En disant cela, messire Olivier regarda tour à tour Berthe et Jeannine. Puis il reprit :

Quand la lumière se voile, vers l’heure où nous sommes justement, quand souffle la brise tiède des nuits d’été, la base du roc devient un autel. Je l’ai vu. Et j’ai vu les prêtresses de ce temple : Alma, la perle de Florence, Virgen, la topaze de Castille, Haydé, dont le front est de bronze ; toutes, elles viennent célébrer dans le sanctuaire mystique l’éternelle fête de la déesse Enta.

Messire Olivier reprit haleine. Dans la nuit qui était tout à fait venue, certains voyaient briller étrangement la prunelle de ses yeux. D’autres croyaient ouïr un conte de fée.

— Voire ! dit cependant dame Josèphe de la Croix-Mauduit ce qui se rapporte est donc vrai ? Et ce comte Otto Béringhem n’est pas un chrétien, puisqu’il entretient, sur son domaine, pareille idolâtrie ?

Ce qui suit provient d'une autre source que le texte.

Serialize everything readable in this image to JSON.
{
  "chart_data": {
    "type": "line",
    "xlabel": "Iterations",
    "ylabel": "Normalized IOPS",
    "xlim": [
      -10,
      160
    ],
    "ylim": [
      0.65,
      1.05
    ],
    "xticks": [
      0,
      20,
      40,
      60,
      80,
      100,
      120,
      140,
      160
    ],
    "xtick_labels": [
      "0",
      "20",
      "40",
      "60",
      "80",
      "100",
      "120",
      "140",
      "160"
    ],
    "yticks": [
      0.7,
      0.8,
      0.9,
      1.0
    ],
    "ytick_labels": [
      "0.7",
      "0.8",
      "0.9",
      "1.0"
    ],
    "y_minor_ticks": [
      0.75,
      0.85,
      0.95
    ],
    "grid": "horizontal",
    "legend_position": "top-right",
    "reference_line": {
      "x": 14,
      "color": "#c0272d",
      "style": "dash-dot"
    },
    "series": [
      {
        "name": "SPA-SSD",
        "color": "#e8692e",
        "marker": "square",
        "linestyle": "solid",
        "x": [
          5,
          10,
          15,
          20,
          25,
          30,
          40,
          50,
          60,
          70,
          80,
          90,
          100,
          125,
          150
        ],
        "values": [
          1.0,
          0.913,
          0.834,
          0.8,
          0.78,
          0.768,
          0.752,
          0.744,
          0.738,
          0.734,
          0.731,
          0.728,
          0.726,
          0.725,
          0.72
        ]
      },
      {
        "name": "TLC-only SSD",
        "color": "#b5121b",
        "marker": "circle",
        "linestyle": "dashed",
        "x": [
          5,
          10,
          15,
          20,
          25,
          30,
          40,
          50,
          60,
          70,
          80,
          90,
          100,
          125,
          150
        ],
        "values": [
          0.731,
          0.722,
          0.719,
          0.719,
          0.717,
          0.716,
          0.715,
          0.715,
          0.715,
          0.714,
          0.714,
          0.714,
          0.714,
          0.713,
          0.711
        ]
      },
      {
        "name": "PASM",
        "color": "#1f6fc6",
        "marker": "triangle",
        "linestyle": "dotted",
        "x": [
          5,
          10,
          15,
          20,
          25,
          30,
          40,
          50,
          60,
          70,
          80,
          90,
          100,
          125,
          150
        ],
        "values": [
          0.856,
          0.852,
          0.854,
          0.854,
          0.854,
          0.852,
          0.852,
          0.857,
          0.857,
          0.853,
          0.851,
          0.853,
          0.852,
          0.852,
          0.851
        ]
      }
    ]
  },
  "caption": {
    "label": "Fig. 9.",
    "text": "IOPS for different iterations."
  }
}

— Non, répliqua le baron sans hésitation ; ce n’est pas un chrétien.

— Alors, reprit la vieille douairière, pourquoi l’épée des chevaliers reste-t-elle au fourreau ?

— Parce que les chevaliers ont peur, répondit encore messire Olivier.

Il y eut un long murmure dans les ténèbres. Et pourtant pas une voix ne s’éleva pour crier à messire Olivier qu’il en avait menti. On savait bien que l’Homme de Fer était protégé par Satan.

— Et… demanda la douairière en hésitant un peu, est-il beau cavalier, ce païen-là ?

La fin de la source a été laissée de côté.